Sarah Olney, the party’s spokesperson for Business and Treasury, cautioned that lively high streets in the UK are now becoming abandoned and desolate.
According to The Independent, she stated that numerous pubs, restaurants, and cafes are shutting down permanently because of exorbitant energy expenses, borrowing fees, and insufficient staff. As a result, our bustling streets are becoming deserted as the Conservative Government neglects to address their worries.
Instead of taking the chance of more hospitality establishments shutting down, government officials should provide support to small businesses by revising business rates, tackling shortages in skilled workers, and simplifying procedures and paperwork for international trade.

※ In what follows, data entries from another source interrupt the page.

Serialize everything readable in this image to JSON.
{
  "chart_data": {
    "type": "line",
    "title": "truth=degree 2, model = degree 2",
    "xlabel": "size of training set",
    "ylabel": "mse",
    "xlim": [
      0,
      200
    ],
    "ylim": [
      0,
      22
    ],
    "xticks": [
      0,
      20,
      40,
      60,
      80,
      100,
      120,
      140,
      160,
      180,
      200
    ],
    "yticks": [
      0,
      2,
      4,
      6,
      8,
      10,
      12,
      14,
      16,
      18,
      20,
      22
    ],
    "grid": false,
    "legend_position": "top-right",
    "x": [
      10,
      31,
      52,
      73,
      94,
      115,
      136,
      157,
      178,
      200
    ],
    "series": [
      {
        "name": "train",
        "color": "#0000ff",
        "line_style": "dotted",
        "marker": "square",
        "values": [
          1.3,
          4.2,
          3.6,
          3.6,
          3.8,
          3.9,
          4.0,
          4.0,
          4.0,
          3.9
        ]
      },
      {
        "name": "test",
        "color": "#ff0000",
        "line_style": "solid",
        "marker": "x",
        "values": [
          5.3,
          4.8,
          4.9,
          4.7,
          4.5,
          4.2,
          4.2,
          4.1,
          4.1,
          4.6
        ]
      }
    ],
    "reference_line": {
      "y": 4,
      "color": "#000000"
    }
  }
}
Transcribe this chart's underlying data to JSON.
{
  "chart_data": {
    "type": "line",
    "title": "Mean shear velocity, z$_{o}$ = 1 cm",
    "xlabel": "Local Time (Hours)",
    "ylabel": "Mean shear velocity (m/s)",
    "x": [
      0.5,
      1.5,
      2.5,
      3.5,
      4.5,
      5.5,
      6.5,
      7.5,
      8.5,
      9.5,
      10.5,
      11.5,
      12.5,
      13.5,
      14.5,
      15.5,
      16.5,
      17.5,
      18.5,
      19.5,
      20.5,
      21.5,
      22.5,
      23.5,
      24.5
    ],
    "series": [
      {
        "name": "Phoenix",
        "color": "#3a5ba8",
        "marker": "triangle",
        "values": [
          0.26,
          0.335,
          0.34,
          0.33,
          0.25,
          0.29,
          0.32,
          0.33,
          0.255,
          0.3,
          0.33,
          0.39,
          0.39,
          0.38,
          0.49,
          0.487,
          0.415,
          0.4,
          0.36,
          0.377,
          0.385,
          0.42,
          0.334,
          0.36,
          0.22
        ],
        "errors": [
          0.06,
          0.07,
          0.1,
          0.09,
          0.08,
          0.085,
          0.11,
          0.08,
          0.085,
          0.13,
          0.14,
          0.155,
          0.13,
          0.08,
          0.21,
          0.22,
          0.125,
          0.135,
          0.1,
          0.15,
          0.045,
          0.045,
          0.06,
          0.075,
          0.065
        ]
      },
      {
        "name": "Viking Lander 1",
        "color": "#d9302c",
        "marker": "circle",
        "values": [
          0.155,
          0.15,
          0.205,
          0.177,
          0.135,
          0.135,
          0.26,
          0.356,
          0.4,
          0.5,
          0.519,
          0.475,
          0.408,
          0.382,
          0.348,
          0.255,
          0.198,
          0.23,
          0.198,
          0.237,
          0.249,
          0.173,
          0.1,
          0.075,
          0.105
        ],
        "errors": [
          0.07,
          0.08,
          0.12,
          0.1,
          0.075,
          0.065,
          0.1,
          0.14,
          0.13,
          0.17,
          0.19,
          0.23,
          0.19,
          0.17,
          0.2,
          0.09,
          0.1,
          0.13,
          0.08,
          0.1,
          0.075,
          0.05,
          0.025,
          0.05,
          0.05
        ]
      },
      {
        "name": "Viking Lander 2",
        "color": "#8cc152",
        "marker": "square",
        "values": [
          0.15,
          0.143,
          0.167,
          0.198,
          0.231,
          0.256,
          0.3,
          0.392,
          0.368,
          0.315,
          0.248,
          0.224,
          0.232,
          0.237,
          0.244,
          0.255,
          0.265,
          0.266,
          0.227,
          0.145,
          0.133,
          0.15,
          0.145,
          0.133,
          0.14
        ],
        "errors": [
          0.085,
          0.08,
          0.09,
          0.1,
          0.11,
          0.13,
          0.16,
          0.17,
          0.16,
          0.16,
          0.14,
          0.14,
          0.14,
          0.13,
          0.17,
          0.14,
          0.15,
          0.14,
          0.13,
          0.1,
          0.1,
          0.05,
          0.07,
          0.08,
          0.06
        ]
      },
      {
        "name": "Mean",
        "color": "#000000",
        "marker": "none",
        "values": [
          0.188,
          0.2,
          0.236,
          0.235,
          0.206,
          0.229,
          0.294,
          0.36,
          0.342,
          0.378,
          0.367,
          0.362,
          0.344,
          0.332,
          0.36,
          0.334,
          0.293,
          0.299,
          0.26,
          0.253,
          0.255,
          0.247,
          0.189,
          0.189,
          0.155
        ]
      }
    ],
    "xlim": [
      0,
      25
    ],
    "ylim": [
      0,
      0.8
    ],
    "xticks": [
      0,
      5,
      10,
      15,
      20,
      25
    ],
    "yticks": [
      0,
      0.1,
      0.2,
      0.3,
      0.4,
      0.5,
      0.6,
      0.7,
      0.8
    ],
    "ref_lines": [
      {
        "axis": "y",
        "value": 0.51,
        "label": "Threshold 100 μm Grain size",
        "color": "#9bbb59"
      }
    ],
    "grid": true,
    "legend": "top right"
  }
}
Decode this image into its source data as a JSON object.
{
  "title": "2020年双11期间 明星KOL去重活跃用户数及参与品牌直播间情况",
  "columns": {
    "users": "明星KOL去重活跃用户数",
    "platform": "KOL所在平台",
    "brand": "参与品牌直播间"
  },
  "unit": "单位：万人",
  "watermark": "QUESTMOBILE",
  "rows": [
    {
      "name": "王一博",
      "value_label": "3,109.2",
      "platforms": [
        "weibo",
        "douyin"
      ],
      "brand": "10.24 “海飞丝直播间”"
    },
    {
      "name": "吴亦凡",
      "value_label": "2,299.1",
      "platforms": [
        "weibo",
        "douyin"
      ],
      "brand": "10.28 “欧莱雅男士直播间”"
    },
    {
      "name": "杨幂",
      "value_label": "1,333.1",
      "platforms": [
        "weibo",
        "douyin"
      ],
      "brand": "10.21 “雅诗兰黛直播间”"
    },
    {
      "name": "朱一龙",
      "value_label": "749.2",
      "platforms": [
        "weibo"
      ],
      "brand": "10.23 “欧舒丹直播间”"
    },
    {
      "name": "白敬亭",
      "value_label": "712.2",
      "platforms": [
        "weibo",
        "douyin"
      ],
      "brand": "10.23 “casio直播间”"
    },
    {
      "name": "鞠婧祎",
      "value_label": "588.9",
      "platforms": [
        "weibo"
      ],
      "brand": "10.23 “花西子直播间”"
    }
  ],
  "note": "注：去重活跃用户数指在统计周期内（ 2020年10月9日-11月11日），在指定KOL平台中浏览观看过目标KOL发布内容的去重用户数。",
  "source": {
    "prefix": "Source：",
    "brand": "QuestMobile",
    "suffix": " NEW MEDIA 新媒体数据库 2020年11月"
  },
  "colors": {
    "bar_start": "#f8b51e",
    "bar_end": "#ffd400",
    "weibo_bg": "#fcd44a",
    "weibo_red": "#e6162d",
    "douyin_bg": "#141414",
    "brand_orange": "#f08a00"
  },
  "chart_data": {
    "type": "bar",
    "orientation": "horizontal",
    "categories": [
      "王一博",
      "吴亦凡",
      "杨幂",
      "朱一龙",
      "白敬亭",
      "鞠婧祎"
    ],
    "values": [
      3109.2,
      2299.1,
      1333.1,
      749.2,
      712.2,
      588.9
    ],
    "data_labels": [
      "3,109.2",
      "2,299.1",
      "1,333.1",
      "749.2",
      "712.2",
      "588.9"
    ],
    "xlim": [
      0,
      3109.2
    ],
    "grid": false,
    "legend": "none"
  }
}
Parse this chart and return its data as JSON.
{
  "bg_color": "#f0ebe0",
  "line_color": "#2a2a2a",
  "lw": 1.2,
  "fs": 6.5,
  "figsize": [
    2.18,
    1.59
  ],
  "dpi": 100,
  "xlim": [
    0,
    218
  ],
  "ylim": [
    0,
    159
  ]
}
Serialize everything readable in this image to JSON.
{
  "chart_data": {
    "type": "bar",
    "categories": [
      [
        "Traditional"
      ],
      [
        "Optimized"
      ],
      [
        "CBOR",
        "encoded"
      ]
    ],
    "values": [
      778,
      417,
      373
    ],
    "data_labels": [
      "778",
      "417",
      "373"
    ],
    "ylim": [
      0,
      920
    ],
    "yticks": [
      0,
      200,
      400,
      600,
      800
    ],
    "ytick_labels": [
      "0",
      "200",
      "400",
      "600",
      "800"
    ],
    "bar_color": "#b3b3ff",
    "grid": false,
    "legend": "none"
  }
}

Kerridge expressed disapproval of the government’s focus on ineffective initiatives and misallocation of funds towards frivolous projects. He highlighted the detrimental impact on industries such as hospitality, which are struggling and falling behind. He urged the government to decrease the current 20% VAT rate by 10%, emphasizing the significant positive impact it would have on businesses, potentially saving them from closure. This reduction would alleviate some of the financial burden faced by businesses.
Pendlebury expressed that HOSPA is in favor of UKHospitality’s plea for a reduction in VAT to assist the industry in maintaining affordable prices and recovering. She encouraged the government to prolong the relief from business rates, which could prevent a potential 7% rise in bills in March. Additionally, she recommended that business owners make the most of technology to streamline processes and increase efficiency.
McTague is urging the government to consider overall employment expenses and support small businesses through measures such as increasing the Employment Allowance and raising the VAT threshold to £100,000.
A representative from the government stated that during the Autumn Statement, the Chancellor revealed plans to provide over £4 billion in aid to small businesses and the hospitality industry. This includes a 75 percent reduction in business rates and a freeze on alcohol duty rates.
“We released the UK’s initial Hospitality Strategy in 2021 to enhance the durability of the industry and formed a Hospitality Sector Council to supervise its implementation. We are collaborating closely with the sector to address its obstacles, and we will persist in supporting its growth and success within their respective communities.”
They also stated that the multiplier for small businesses will remain at 49.9p for the fourth year in a row.